Georgios Papapetrou Γιώργος Παπαπέτρου

Papagou
- Position: Point guard
- League: Greek A2 League

Personal information
- Born: November 23, 1991 (age 33) Athens, Greece
- Nationality: Greek
- Listed height: 6 ft 5 in (1.96 m)
- Listed weight: 200 lb (91 kg)

Career information
- College: Ranger (2010–2012); Franklin Pierce (2012–2014);
- NBA draft: 2014: undrafted
- Playing career: 2014–present

Career history
- 2014–2015: Koroivos Amaliadas
- 2015: Promitheas Patras
- 2015–2016: Ikaros Kallitheas
- 2016–2017: Ethnikos Piraeus
- 2017–present: Papagou

= Georgios Papapetrou =

Greek basketball player

Georgios Papapetrou (alternate spelling: Giorgos) (Greek: Γιώργος Παπαπέτρου; born November 23, 1991, in Athens, Greece) is a Greek professional basketball player.
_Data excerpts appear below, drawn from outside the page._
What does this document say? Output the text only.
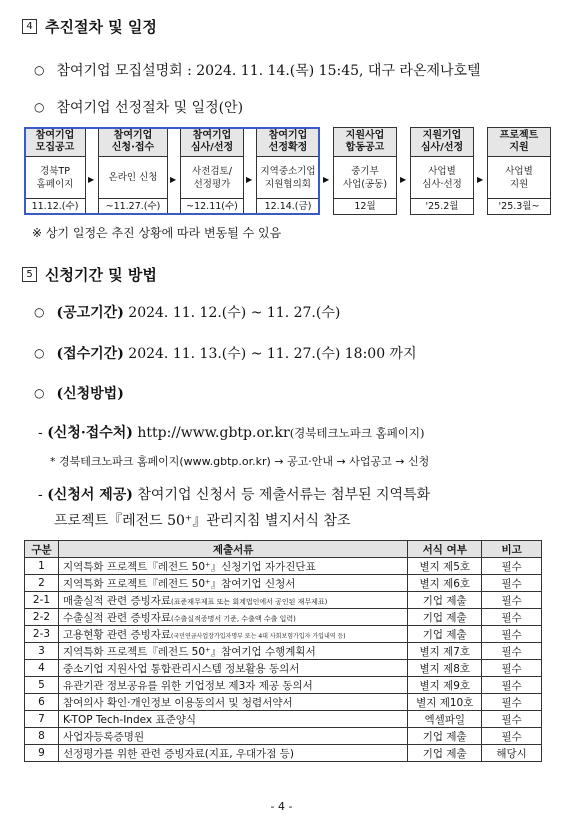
4 추진절차 및 일정
○ 참여기업 모집설명회 : 2024. 11. 14.(목) 15:45, 대구 라온제나호텔
○ 참여기업 선정절차 및 일정(안)
참여기업
모집공고
경북TP
홈페이지
11.12.(수)
▶
참여기업
신청·접수
온라인 신청
~11.27.(수)
▶
참여기업
심사/선정
사전검토/
선정평가
~12.11(수)
▶
참여기업
선정확정
지역중소기업
지원협의회
12.14.(금)
▶
지원사업
합동공고
중기부
사업(공동)
12월
▶
지원기업
심사/선정
사업별
심사·선정
'25.2월
▶
프로젝트
지원
사업별
지원
'25.3월~
※ 상기 일정은 추진 상황에 따라 변동될 수 있음
5 신청기간 및 방법
○ (공고기간) 2024. 11. 12.(수) ~ 11. 27.(수)
○ (접수기간) 2024. 11. 13.(수) ~ 11. 27.(수) 18:00 까지
○ (신청방법)
- (신청·접수처) http://www.gbtp.or.kr(경북테크노파크 홈페이지)
* 경북테크노파크 홈페이지(www.gbtp.or.kr) → 공고·안내 → 사업공고 → 신청
- (신청서 제공) 참여기업 신청서 등 제출서류는 첨부된 지역특화
프로젝트『레전드 50⁺』관리지침 별지서식 참조
구분	제출서류	서식 여부	비고
1	지역특화 프로젝트『레전드 50⁺』신청기업 자가진단표	별지 제5호	필수
2	지역특화 프로젝트『레전드 50⁺』참여기업 신청서	별지 제6호	필수
2-1	매출실적 관련 증빙자료(표준재무제표 또는 회계법인에서 공인된 재무제표)	기업 제출	필수
2-2	수출실적 관련 증빙자료(수출실적증명서 기준, 수출액 수출 입력)	기업 제출	필수
2-3	고용현황 관련 증빙자료(국민연금사업장가입자명부 또는 4대 사회보험가입자 가입내역 등)	기업 제출	필수
3	지역특화 프로젝트『레전드 50⁺』참여기업 수행계획서	별지 제7호	필수
4	중소기업 지원사업 통합관리시스템 정보활용 동의서	별지 제8호	필수
5	유관기관 정보공유를 위한 기업정보 제3자 제공 동의서	별지 제9호	필수
6	참여의사 확인·개인정보 이용동의서 및 청렴서약서	별지 제10호	필수
7	K-TOP Tech-Index 표준양식	엑셀파일	필수
8	사업자등록증명원	기업 제출	필수
9	선정평가를 위한 관련 증빙자료(지표, 우대가점 등)	기업 제출	해당시
- 4 -
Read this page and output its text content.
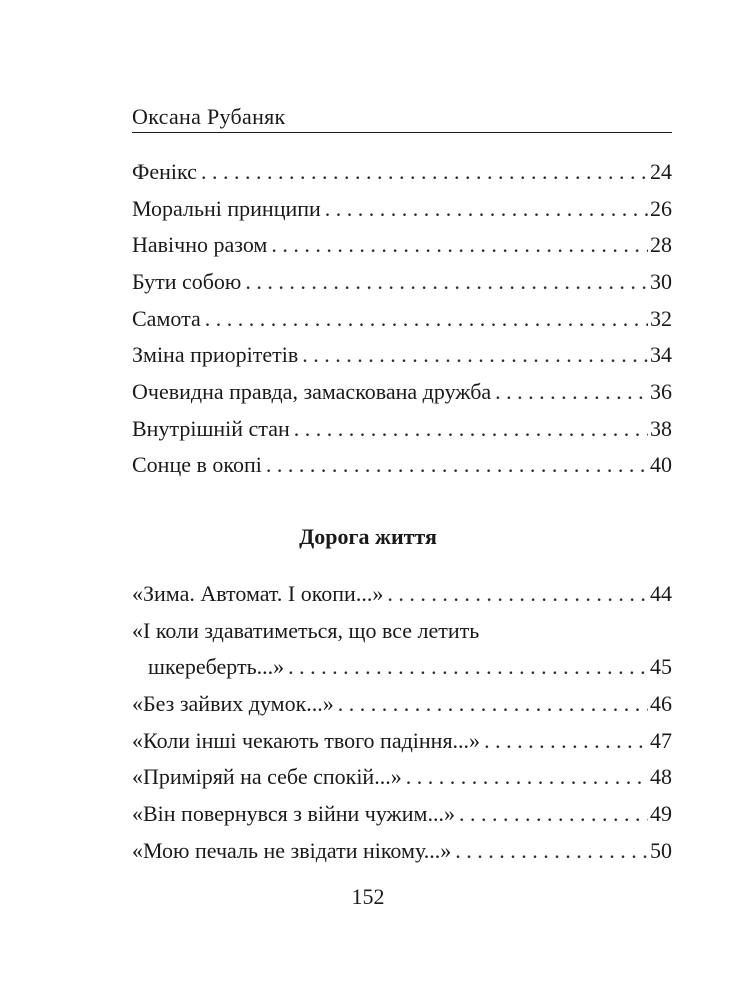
Оксана Рубаняк
Фенікс . . .	24
Моральні принципи . . .	26
Навічно разом . . .	28
Бути собою . . .	30
Самота . . .	32
Зміна приорітетів . . .	34
Очевидна правда, замаскована дружба . . .	36
Внутрішній стан . . .	38
Сонце в окопі . . .	40
Дорога життя
«Зима. Автомат. І окопи...» . . .	44
«І коли здаватиметься, що все летить
шкереберть...» . . .	45
«Без зайвих думок...» . . .	46
«Коли інші чекають твого падіння...» . . .	47
«Приміряй на себе спокій...» . . .	48
«Він повернувся з війни чужим...» . . .	49
«Мою печаль не звідати нікому...» . . .	50
152
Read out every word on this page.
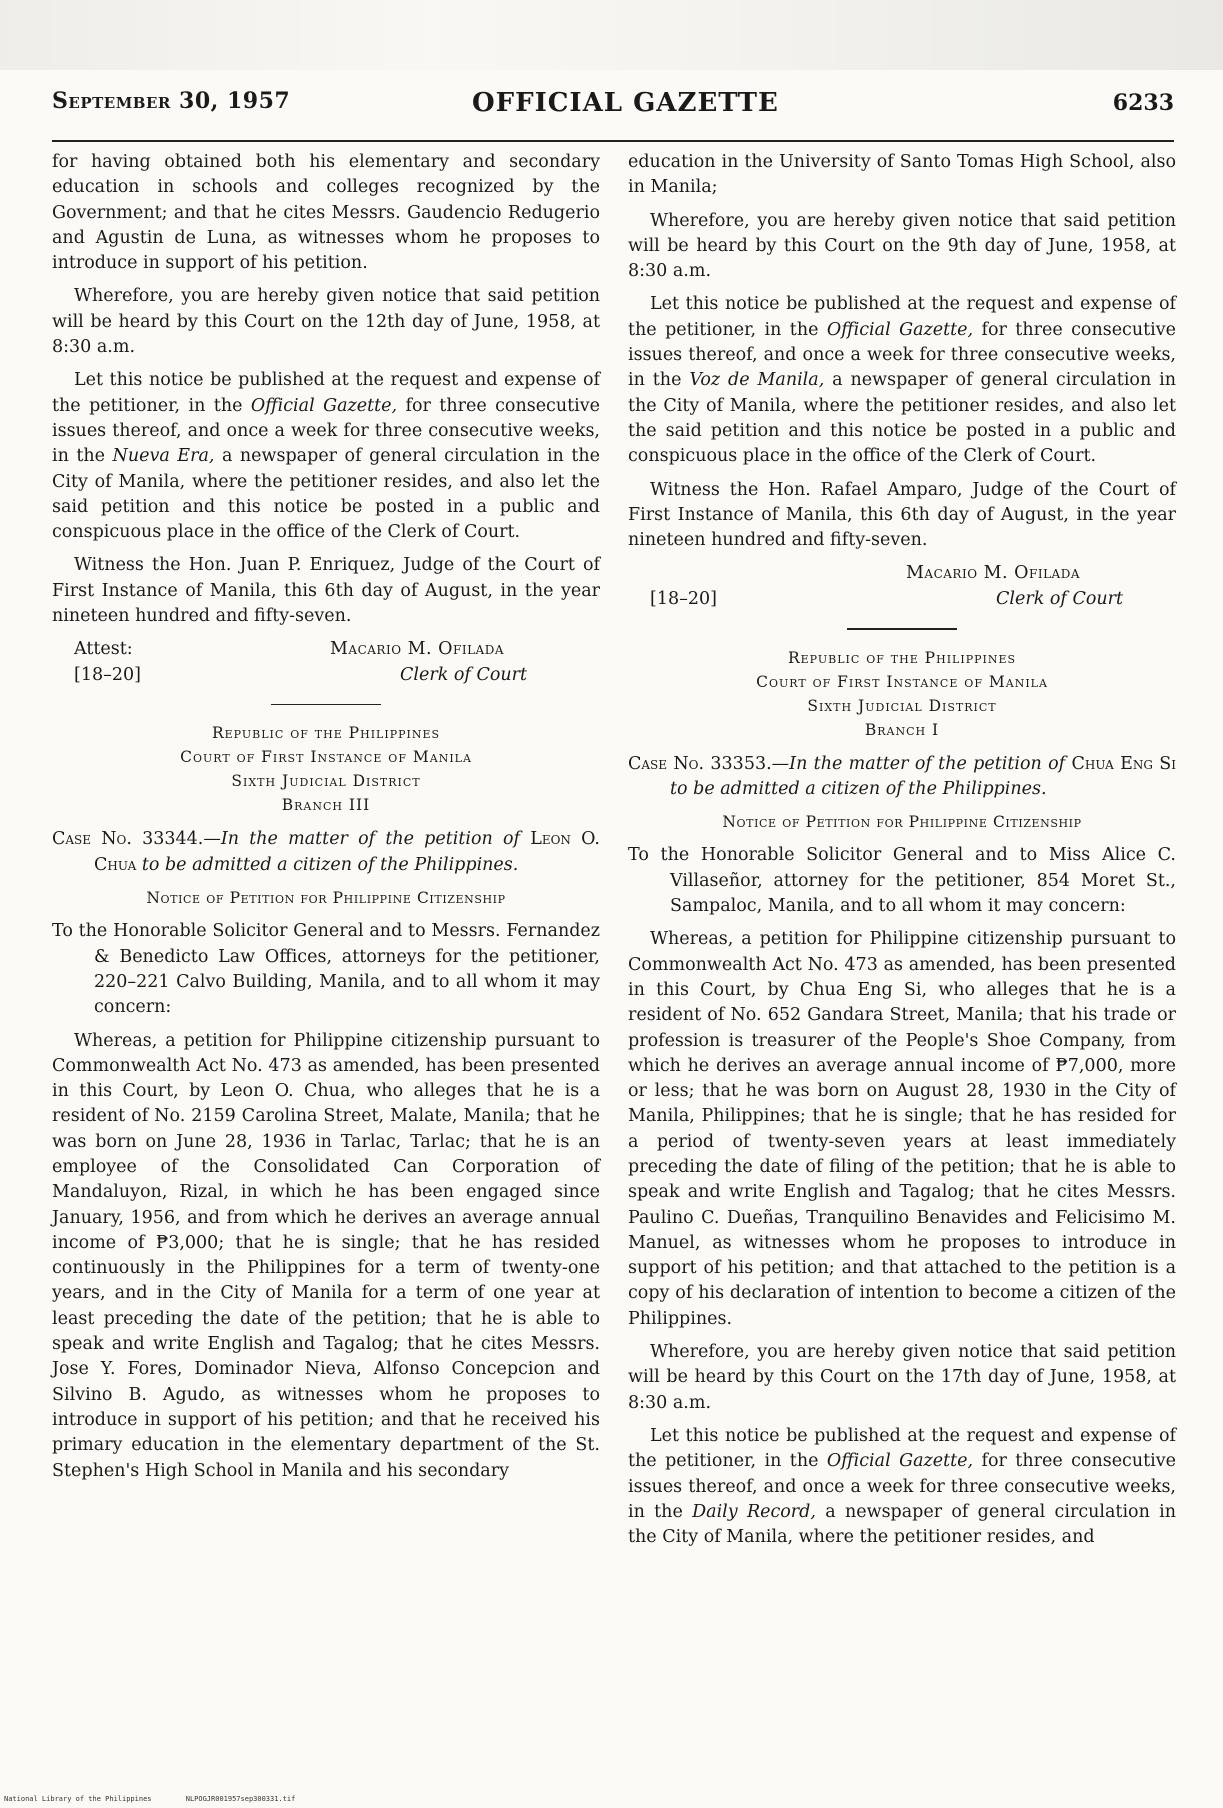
September 30, 1957	OFFICIAL GAZETTE	6233

for having obtained both his elementary and secondary education in schools and colleges recognized by the Government; and that he cites Messrs. Gaudencio Redugerio and Agustin de Luna, as witnesses whom he proposes to introduce in support of his petition.

Wherefore, you are hereby given notice that said petition will be heard by this Court on the 12th day of June, 1958, at 8:30 a.m.

Let this notice be published at the request and expense of the petitioner, in the Official Gazette, for three consecutive issues thereof, and once a week for three consecutive weeks, in the Nueva Era, a newspaper of general circulation in the City of Manila, where the petitioner resides, and also let the said petition and this notice be posted in a public and conspicuous place in the office of the Clerk of Court.

Witness the Hon. Juan P. Enriquez, Judge of the Court of First Instance of Manila, this 6th day of August, in the year nineteen hundred and fifty-seven.

Attest:	Macario M. Ofilada
[18–20]	Clerk of Court
Republic of the Philippines
Court of First Instance of Manila
Sixth Judicial District
Branch III

Case No. 33344.—In the matter of the petition of Leon O. Chua to be admitted a citizen of the Philippines.

Notice of Petition for Philippine Citizenship

To the Honorable Solicitor General and to Messrs. Fernandez & Benedicto Law Offices, attorneys for the petitioner, 220–221 Calvo Building, Manila, and to all whom it may concern:

Whereas, a petition for Philippine citizenship pursuant to Commonwealth Act No. 473 as amended, has been presented in this Court, by Leon O. Chua, who alleges that he is a resident of No. 2159 Carolina Street, Malate, Manila; that he was born on June 28, 1936 in Tarlac, Tarlac; that he is an employee of the Consolidated Can Corporation of Mandaluyon, Rizal, in which he has been engaged since January, 1956, and from which he derives an average annual income of ₱3,000; that he is single; that he has resided continuously in the Philippines for a term of twenty-one years, and in the City of Manila for a term of one year at least preceding the date of the petition; that he is able to speak and write English and Tagalog; that he cites Messrs. Jose Y. Fores, Dominador Nieva, Alfonso Concepcion and Silvino B. Agudo, as witnesses whom he proposes to introduce in support of his petition; and that he received his primary education in the elementary department of the St. Stephen's High School in Manila and his secondary

education in the University of Santo Tomas High School, also in Manila;

Wherefore, you are hereby given notice that said petition will be heard by this Court on the 9th day of June, 1958, at 8:30 a.m.

Let this notice be published at the request and expense of the petitioner, in the Official Gazette, for three consecutive issues thereof, and once a week for three consecutive weeks, in the Voz de Manila, a newspaper of general circulation in the City of Manila, where the petitioner resides, and also let the said petition and this notice be posted in a public and conspicuous place in the office of the Clerk of Court.

Witness the Hon. Rafael Amparo, Judge of the Court of First Instance of Manila, this 6th day of August, in the year nineteen hundred and fifty-seven.

Macario M. Ofilada
[18–20]	Clerk of Court
Republic of the Philippines
Court of First Instance of Manila
Sixth Judicial District
Branch I

Case No. 33353.—In the matter of the petition of Chua Eng Si to be admitted a citizen of the Philippines.

Notice of Petition for Philippine Citizenship

To the Honorable Solicitor General and to Miss Alice C. Villaseñor, attorney for the petitioner, 854 Moret St., Sampaloc, Manila, and to all whom it may concern:

Whereas, a petition for Philippine citizenship pursuant to Commonwealth Act No. 473 as amended, has been presented in this Court, by Chua Eng Si, who alleges that he is a resident of No. 652 Gandara Street, Manila; that his trade or profession is treasurer of the People's Shoe Company, from which he derives an average annual income of ₱7,000, more or less; that he was born on August 28, 1930 in the City of Manila, Philippines; that he is single; that he has resided for a period of twenty-seven years at least immediately preceding the date of filing of the petition; that he is able to speak and write English and Tagalog; that he cites Messrs. Paulino C. Dueñas, Tranquilino Benavides and Felicisimo M. Manuel, as witnesses whom he proposes to introduce in support of his petition; and that attached to the petition is a copy of his declaration of intention to become a citizen of the Philippines.

Wherefore, you are hereby given notice that said petition will be heard by this Court on the 17th day of June, 1958, at 8:30 a.m.

Let this notice be published at the request and expense of the petitioner, in the Official Gazette, for three consecutive issues thereof, and once a week for three consecutive weeks, in the Daily Record, a newspaper of general circulation in the City of Manila, where the petitioner resides, and

National Library of the Philippines	NLPOGJR001957sep300331.tif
He is 6 ft 5 in tall, and he plays at the point guard position.

==College career==
Papapetrou played college basketball at Ranger College, and at Franklin Pierce University.

==Professional career==
In 2014, Papapetrou began his professional career with the Greek League club Koroivos Amaliadas. In 2015, he moved to Promitheas Patras. He then played with Ikaros Kallitheas, Ethnikos Piraeus and Papagou.

==Personal==
Papapetrou's father, Argyris Papapetrou, was also a professional basketball player in Greece. His mother, Anastasia, played football in Greece. While his younger brother, Ioannis Papapetrou, is also a professional basketball player.